Hom emphasizes that the report has its limitations. Because the ARC data only reveals who left, and not why they left, the study leaves many questions unanswered. The study certainly cannot prove the existence of institutional racism or sexism. It can't say which companies have created a hostile environment for minority workers or determine which ones have a "glass ceiling" for staffers trying to balance work and home.

"We can't determine if there's really a glass ceiling," Hom says. "I don't have that kind of information — or whether, for instance, companies are unaccommodating to their employees' family responsibilities." What the report does do, says Hom, is serve as an invaluable launching point for a much-needed discussion about diversity in the workplace. Never before has the problem of attrition and women and minority workers been so clearly established.

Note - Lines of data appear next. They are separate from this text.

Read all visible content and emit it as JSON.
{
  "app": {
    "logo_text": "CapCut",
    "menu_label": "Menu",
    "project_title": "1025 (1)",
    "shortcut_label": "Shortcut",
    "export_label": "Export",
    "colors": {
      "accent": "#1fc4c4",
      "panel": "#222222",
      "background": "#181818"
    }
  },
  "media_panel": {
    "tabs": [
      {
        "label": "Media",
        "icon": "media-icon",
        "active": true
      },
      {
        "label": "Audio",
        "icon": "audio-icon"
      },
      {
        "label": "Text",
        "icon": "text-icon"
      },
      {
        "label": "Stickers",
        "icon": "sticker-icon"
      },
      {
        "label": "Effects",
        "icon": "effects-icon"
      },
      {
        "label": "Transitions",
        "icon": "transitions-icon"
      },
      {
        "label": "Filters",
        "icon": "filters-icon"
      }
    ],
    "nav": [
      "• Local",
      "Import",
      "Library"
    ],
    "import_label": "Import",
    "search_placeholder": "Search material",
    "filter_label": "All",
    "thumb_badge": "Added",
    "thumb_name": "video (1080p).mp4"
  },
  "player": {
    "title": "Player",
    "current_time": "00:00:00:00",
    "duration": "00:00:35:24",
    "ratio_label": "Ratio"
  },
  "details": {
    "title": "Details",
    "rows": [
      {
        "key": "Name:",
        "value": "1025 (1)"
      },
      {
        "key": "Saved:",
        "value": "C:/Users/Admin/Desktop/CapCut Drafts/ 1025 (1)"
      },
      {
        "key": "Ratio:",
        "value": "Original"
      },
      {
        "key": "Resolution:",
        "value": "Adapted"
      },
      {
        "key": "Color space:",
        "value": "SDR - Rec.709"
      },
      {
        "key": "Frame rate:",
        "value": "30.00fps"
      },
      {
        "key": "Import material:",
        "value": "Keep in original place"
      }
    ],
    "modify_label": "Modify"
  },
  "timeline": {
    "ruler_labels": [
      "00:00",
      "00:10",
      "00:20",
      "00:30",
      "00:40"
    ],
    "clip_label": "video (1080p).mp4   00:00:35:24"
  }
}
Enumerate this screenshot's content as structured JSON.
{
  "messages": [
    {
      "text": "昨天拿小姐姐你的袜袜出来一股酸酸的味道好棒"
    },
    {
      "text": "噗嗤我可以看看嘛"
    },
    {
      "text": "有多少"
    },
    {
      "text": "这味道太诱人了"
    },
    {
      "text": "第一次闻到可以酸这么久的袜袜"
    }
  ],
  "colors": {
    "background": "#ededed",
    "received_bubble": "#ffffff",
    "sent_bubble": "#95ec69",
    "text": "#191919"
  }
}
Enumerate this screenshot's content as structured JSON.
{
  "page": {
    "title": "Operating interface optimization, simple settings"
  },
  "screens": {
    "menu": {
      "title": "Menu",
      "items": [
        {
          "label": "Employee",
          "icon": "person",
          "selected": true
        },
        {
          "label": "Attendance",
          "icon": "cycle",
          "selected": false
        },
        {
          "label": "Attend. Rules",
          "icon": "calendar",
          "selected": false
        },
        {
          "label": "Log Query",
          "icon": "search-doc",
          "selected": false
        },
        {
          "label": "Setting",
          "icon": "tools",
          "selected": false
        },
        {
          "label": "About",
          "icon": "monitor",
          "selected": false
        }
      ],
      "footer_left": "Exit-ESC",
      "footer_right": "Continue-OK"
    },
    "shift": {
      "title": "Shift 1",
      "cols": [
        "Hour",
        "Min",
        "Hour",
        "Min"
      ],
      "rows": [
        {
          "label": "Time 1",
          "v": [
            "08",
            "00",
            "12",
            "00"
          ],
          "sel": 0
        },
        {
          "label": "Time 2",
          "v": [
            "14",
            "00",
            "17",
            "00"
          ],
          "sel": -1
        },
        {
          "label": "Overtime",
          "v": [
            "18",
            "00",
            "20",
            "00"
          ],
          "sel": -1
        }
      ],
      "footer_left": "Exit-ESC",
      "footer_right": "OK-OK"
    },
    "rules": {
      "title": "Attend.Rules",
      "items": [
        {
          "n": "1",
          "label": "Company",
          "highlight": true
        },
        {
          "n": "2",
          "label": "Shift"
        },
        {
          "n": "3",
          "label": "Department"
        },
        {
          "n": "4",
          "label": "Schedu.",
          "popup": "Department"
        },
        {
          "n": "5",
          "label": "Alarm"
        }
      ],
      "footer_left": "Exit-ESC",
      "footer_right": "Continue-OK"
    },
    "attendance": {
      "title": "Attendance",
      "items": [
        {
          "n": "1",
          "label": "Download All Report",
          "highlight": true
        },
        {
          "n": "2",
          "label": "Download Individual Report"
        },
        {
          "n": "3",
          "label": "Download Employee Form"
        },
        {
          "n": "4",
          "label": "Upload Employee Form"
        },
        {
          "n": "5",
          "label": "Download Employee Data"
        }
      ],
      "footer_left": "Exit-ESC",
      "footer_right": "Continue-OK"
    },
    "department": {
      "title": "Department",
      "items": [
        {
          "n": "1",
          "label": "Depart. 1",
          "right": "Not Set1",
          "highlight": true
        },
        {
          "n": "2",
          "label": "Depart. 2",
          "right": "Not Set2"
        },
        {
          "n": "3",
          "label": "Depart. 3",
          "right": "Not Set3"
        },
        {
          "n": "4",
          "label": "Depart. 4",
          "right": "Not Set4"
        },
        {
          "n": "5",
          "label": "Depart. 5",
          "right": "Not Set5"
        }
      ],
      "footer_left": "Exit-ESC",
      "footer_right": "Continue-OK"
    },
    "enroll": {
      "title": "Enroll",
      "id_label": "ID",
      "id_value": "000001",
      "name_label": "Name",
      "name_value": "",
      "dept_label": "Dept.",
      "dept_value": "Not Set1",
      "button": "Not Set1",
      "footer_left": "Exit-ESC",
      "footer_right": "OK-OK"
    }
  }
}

And even if companies aren't exerting tangible pressures on female or minority workers, the facts are clear: These workers are leaving. If corporations don't do something to address the problem, the diversity pipeline will continue to be dry. "One big thing these companies worry about is seniority," Hom says. "If you're losing minorities at such high rates, that's not going to look good for diversity and it will continue to create pipeline issues. The pipeline for those jobs is just too narrow, too constricted."

Bottom line

  • A new study based on a huge database collected from the Attrition and Retention Consortium finds the first solid evidence that women leave corporate jobs more than men, and also finds that companies are struggling to retain minority workers.
  • Though comparatively high minority quit rates can be attributed in part to the fact that these workers often land in jobs that foster high turnover, the study can't rule out the possibility that these workers face pressures that white workers do not.
  • Minority women quit their jobs at rates higher than both whites and men of their own ethnicity.
  • Though the report cannot explain the reasons for higher quit rates among women and minorities, companies must take action to remedy the problem or risk a continued lack of diversity.